Collaborating since 1995, Allora and Calzadilla approach visual art as a set of experiments that test whether ideas such as authorship, nationality, borders, and democracy adequately describe today’s increasingly global and consumerist society. Their hybrid works—often a unique mix of sculpture, photography, performance, sound, and video—explore the physical and conceptual act of mark-making and its survival through traces. By drawing historical, cultural, and political metaphors out of basic materials, Allora and Calzadilla’s works explore the complex associations between an object and its meaning.

Catherine Sullivan

Catherine Sullivan’s anxiety-inducing films and live performances reveal the degree to which everyday gestures and emotional states are scripted and performed, probing the border between innate and learned behavior. Sullivan’s appropriation of classic Hollywood filming styles, period costumes, and contemporary spaces such as corporate offices draws the viewer’s attention away from traditional narratives and towards an examination of performance itself. Unsettling and disorienting, Sullivan’s work oscillates between the uncanny and camp, eliciting a profound critique of “acceptable” behavior in today’s media-saturated society.

Mark Bradford

Mark Bradford transforms materials scavenged from the street into wall-size collages and installations that respond to the impromptu networks—underground economies, migrant communities, or popular appropriation of abandoned public space—that emerge within a city. Drawing from the diverse cultural and geographic makeup of his southern Californian community, Bradford’s work is as informed by his personal background as a third-generation merchant there as it is by the tradition of abstract painting developed worldwide in the twentieth century. Bradford’s videos and map-like, multilayered paper collages refer not only to the organization of streets and buildings in downtown Los Angeles, but also to images of crowds, ranging from civil rights demonstrations of the 1960s to contemporary protests concerning immigration issues.

Robert Ryman

Robert Ryman’s work explodes the classical distinctions between art as object and as surface—between sculpture and painting, between structure and ornament—emphasizing instead the role that perception and context play in creating an aesthetic experience.

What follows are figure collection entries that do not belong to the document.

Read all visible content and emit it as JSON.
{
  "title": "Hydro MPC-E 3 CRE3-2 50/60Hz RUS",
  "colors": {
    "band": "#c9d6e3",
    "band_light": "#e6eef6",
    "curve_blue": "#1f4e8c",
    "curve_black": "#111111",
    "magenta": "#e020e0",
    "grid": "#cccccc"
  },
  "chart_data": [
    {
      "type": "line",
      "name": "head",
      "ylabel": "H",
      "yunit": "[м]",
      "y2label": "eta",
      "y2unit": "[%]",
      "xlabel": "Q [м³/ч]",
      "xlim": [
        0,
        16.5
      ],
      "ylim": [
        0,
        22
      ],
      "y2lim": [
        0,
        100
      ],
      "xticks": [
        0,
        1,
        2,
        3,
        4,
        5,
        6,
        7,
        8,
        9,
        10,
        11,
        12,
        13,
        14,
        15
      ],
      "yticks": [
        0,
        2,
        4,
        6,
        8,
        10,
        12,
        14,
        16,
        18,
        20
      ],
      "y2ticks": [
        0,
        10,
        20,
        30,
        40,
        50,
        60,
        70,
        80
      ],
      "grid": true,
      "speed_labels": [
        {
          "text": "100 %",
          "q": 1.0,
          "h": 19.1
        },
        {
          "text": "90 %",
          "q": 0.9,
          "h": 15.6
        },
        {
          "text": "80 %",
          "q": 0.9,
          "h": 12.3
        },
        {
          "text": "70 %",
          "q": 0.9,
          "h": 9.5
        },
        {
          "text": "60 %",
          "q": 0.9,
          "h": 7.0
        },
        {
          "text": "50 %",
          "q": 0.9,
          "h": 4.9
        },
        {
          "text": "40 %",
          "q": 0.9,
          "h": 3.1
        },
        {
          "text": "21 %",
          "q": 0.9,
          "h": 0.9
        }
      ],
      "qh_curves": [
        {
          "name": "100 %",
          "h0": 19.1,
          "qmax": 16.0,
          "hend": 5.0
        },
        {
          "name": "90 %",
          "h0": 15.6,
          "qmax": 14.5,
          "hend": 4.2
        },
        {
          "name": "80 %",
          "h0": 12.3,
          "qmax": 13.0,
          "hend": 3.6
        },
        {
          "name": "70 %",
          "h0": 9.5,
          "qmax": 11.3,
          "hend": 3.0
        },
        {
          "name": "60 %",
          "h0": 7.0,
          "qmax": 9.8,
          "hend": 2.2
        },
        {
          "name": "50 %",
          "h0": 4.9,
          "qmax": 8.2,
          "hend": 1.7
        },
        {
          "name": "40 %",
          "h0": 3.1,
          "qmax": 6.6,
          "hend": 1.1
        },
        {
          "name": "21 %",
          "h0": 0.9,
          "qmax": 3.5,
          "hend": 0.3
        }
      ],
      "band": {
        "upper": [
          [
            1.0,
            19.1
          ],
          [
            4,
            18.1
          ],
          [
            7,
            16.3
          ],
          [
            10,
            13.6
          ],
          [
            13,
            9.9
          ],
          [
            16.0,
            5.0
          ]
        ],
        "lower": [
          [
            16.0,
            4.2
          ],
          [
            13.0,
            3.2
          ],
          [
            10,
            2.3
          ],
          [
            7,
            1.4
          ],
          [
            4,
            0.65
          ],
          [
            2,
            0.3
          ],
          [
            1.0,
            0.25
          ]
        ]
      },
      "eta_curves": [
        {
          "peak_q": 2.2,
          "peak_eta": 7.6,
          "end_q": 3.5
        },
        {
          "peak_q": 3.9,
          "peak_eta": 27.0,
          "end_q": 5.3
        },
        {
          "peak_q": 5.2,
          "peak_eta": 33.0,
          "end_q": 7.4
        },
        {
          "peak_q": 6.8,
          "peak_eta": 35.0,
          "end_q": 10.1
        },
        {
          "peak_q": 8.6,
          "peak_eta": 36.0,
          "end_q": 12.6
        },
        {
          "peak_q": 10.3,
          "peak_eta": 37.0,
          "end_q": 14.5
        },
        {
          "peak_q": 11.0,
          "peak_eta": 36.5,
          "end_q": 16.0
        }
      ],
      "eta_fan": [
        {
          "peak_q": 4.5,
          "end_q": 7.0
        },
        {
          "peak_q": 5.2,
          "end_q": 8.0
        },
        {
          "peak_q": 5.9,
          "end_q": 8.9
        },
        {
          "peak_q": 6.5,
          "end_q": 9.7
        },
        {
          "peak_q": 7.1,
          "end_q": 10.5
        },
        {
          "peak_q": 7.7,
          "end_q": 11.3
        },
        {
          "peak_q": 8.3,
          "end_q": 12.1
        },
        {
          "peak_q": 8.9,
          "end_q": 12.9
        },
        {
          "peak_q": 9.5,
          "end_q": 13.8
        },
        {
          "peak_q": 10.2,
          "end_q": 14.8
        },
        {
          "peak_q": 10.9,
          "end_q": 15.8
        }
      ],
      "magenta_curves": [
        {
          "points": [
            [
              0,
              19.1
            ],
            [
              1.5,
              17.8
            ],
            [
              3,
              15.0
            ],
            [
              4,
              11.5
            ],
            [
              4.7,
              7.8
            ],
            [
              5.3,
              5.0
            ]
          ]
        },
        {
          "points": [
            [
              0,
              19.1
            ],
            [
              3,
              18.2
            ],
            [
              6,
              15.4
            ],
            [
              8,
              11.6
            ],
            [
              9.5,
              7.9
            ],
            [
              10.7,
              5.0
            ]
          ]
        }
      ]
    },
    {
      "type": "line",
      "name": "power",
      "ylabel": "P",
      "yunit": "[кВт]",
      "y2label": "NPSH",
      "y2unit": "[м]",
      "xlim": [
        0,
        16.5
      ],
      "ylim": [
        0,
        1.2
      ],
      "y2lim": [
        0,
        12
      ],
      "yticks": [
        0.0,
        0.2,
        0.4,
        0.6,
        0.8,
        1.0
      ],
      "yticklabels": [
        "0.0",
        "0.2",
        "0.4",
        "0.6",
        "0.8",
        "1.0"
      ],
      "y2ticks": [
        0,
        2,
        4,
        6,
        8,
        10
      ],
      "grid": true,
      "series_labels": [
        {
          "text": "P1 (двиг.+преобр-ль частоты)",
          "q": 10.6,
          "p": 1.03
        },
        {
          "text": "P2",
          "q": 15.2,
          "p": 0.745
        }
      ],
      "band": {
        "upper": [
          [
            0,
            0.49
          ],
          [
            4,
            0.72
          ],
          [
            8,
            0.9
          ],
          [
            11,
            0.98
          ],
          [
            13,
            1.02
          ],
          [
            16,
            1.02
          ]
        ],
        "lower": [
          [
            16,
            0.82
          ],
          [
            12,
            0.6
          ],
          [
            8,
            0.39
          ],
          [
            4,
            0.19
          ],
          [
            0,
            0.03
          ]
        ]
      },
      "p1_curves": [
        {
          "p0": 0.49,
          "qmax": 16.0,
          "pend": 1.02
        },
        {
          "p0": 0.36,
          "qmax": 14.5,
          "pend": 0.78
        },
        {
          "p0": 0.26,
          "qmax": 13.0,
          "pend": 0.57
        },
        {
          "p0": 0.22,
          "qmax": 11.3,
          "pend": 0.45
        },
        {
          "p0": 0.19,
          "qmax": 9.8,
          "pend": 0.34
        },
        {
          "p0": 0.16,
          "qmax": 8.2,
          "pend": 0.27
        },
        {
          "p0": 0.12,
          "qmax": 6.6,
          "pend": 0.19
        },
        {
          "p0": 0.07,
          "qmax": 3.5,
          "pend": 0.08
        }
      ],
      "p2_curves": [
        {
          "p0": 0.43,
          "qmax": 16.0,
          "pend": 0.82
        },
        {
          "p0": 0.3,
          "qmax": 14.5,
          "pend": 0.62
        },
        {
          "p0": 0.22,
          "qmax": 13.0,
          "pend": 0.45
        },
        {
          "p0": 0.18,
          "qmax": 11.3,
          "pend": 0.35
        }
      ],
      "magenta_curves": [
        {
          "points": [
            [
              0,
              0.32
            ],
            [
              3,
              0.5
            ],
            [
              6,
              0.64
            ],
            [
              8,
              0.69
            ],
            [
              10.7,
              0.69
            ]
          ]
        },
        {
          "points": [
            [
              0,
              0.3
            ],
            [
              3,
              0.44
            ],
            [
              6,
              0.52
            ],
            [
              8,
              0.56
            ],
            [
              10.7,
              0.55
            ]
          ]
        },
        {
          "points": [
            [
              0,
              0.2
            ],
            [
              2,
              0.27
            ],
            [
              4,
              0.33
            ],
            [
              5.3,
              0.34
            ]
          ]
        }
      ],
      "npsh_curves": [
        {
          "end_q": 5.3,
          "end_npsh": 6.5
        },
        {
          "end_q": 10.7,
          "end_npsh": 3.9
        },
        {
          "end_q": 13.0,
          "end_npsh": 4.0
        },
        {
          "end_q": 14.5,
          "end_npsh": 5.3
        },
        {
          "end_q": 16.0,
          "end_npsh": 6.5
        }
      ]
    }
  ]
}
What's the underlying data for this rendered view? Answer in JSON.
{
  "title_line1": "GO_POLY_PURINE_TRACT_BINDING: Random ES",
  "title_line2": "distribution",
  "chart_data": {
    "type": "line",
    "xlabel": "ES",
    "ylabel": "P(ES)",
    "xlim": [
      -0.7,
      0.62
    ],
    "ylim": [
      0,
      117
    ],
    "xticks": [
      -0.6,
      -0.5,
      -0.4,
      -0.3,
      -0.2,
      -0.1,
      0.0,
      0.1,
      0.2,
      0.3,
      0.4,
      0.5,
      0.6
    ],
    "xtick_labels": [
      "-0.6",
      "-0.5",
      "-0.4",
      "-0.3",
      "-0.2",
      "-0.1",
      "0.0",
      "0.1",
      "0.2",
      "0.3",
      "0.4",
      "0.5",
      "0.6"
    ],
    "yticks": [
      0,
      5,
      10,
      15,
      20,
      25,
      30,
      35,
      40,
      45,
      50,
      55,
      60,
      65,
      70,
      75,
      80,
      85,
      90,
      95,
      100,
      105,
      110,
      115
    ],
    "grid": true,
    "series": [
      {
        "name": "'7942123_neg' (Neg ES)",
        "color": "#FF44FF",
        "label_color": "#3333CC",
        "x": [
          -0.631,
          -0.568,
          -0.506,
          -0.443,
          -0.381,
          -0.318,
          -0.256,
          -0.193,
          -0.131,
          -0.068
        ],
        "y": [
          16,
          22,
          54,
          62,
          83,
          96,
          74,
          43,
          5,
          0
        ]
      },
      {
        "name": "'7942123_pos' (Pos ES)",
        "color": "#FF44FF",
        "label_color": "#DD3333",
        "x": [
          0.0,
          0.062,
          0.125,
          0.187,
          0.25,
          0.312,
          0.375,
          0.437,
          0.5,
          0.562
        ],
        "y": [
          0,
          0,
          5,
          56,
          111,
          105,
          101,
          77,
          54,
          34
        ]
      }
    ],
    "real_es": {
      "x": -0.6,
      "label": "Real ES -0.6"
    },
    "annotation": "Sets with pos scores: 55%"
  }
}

Ryman isolates the most basic of components (material, scale, and support), enforcing limitations that allow the viewer to focus on the physical presence of the work in space. Since the 1950s, Ryman has used primarily white paint on a square surface while harnessing the nuanced effects of light and shadow to animate his work. Neither abstract nor entirely monochromatic, Ryman’s paintings are paradoxically “realist” according to the artist’s own lexicon.

“I thought the painting should just be about what it’s about… In all of my paintings, I discover things. Sometimes I’m surprised at the result, but I know what I’m doing.”